Nearby buildings are reflected in the windows of the Centene Building in Clayton on Monday, June 6, 2016. Photo by Christian Gooden, cgooden@post-dispatch.com

After some initial skepticism, the stock market is starting to like Centene’s acquisition of WellCare Health Plans.

Centene’s shares jumped 2% when it completed the deal Thursday, a contrast to the negative reaction to the announcement last March. Back then, dissident shareholders argued that Centene should have put itself up for sale rather than buying a competitor.

Now that the deal has closed ahead of schedule, those doubts have been quieted.

David Windley, an analyst at Jefferies Inc., says a couple of things changed for the better. Falling interest rates let Centene finance the $17 billion acquisition on favorable terms, and WellCare has been more profitable than expected.

“You take those two things in combination, the incremental earnings from WellCare are now mildly positive in the first year, and double-digit positive in year two,” Windley said. Centene initially said the deal would depress profits in 2020; it now says the effect will be “no less than breakeven.”

The strategic case for the deal remains as strong as ever. It solidifies Centene’s No. 1 position in Medicaid managed care and vaults it to fourth place among Medicare Advantage plans for the elderly.

“We like the deal,” says Scott Harrison, portfolio manager at Argent Capital Management in Clayton. “It provides them with even more growth opportunities, and they have a track record of being able to execute very well.”

Medicare Advantage is the biggest growth opportunity. Centene, with about 400,000 Medicare Advantage patients, “wasn’t big enough to make a dent and to afford the investments you need to make in network buildout,” Windley says.

The combined company will cover nearly 1 million Advantage patients. “This gives them a much more realistic ability to grow in Medicare Advantage,” Windley adds. “It is a material book of business for them now, where it was pretty much a rounding error.”

State-run Medicaid programs still account for two-thirds of Centene’s revenue, and the company sees growth opportunities there too. Nationwide, fewer than half of Medicaid patients are enrolled in managed-care plans.

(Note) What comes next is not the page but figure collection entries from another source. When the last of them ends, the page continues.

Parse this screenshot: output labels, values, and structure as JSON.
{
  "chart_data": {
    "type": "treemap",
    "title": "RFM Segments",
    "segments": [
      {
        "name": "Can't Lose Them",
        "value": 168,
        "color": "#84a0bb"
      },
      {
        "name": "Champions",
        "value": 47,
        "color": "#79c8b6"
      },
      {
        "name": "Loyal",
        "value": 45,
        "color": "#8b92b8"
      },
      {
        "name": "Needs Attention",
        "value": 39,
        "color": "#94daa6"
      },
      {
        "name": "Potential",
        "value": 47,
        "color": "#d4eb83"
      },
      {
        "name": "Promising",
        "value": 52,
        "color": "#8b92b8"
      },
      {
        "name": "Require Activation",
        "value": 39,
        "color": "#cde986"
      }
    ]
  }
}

“The opportunities Centene has to win new (Medicaid) revenue are much bigger than the states where it has to defend existing contracts,” Windley says.

Scale is important in health care, and not just for traditional reasons such as clout in buying supplies and setting prices. Companies need to be large to afford the technology and systems that bring patients quality care at a lower cost.

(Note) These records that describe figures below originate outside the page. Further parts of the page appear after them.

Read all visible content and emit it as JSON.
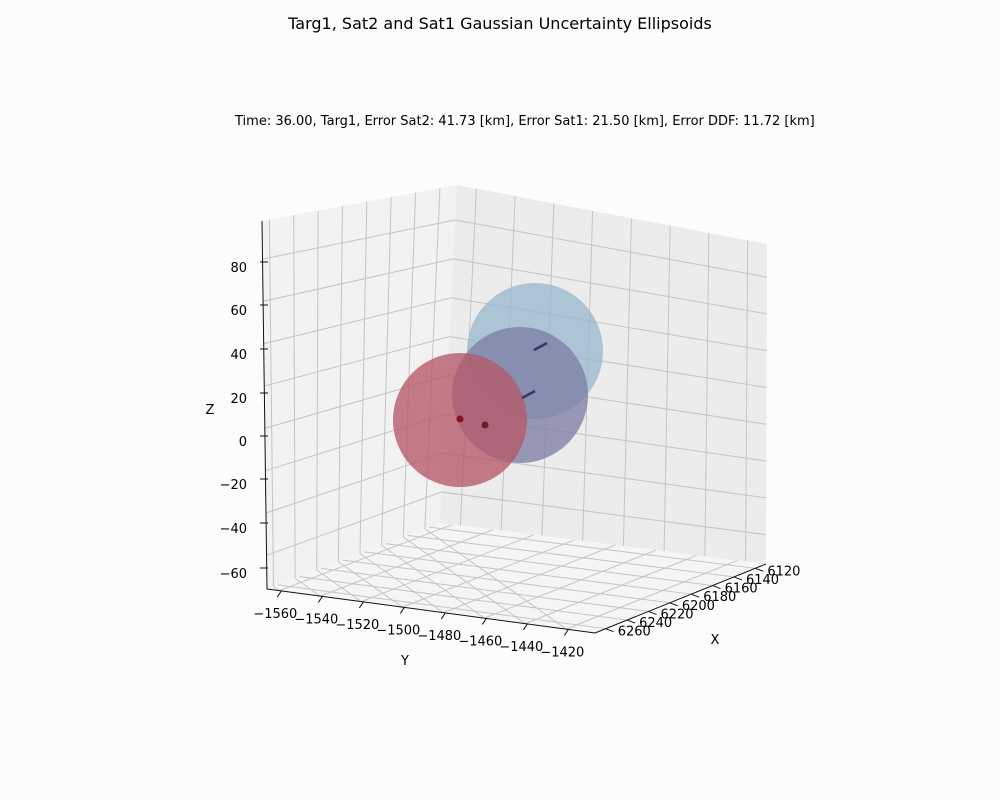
{
  "figure": {
    "title": "Targ1, Sat2 and Sat1 Gaussian Uncertainty Ellipsoids",
    "subtitle": "Time: 36.00, Targ1, Error Sat2: 41.73 [km], Error Sat1: 21.50 [km], Error DDF: 11.72 [km]"
  },
  "chart_data": {
    "type": "scatter",
    "projection": "3d",
    "title": "Targ1, Sat2 and Sat1 Gaussian Uncertainty Ellipsoids",
    "subtitle": "Time: 36.00, Targ1, Error Sat2: 41.73 [km], Error Sat1: 21.50 [km], Error DDF: 11.72 [km]",
    "xlabel": "X",
    "ylabel": "Y",
    "zlabel": "Z",
    "x_ticks": [
      "6120",
      "6140",
      "6160",
      "6180",
      "6200",
      "6220",
      "6240",
      "6260"
    ],
    "y_ticks": [
      "−1560",
      "−1540",
      "−1520",
      "−1500",
      "−1480",
      "−1460",
      "−1440",
      "−1420"
    ],
    "z_ticks": [
      "80",
      "60",
      "40",
      "20",
      "0",
      "−20",
      "−40",
      "−60"
    ],
    "grid": true,
    "ellipsoids": [
      {
        "color": "#9ab9cd",
        "x": 6175,
        "y": -1455,
        "z": 38
      },
      {
        "color": "#7e7fa5",
        "x": 6200,
        "y": -1468,
        "z": 20
      },
      {
        "color": "#b65868",
        "x": 6215,
        "y": -1520,
        "z": 5
      }
    ],
    "points": [
      {
        "color": "#8b1020",
        "x": 6218,
        "y": -1515,
        "z": 8
      },
      {
        "color": "#5a2a22",
        "x": 6225,
        "y": -1505,
        "z": 2
      },
      {
        "color": "#2f3d5e",
        "x": 6175,
        "y": -1452,
        "z": 42
      },
      {
        "color": "#2f3d5e",
        "x": 6198,
        "y": -1465,
        "z": 18
      }
    ]
  }
}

Centene has become a health care giant quickly. A decade ago, it had just $4 billion in revenue; the WellCare deal moves it close to $100 billion.

It probably won’t stop there. The company has emphasized that integrating the WellCare deal and paying down debt will be its priorities in the next few months, but it made major acquisitions in 2016, 2018 and now 2020.

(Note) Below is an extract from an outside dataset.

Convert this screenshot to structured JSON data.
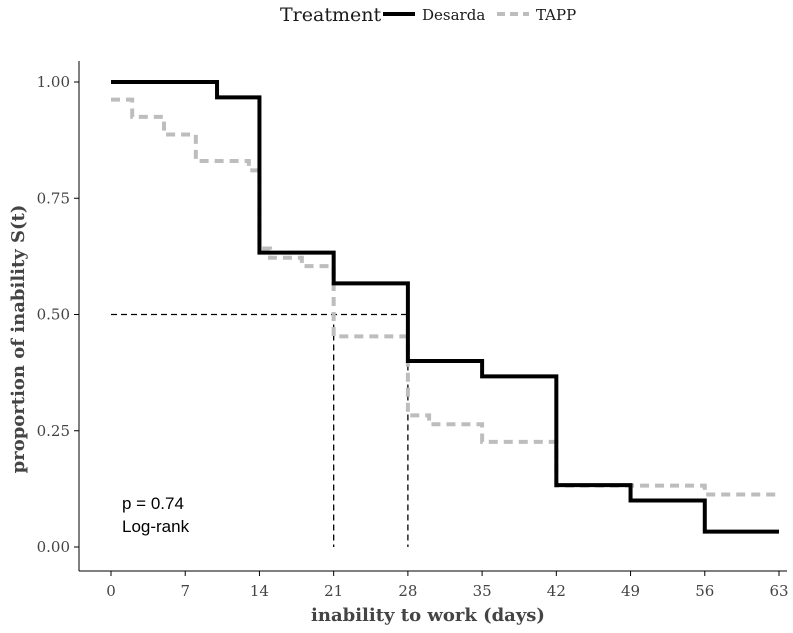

Harrison sees more deals ahead. “There are going to be plenty of opportunities,” he said. “I would not expect this to be the end of their acquisitive appetite.”

These days, health care companies face plenty of risk. Courts could strike down the Affordable Care Act, or a new Democratic president might push for a single-payer approach that decreases the role of private insurers.

Centene, however, has thrived during a decade of policy uncertainty. Since 2009, its revenue has grown 34% a year and its stock price has risen 28% annually. The WellCare deal is a bet that becoming bigger and better will continue to be the path to success.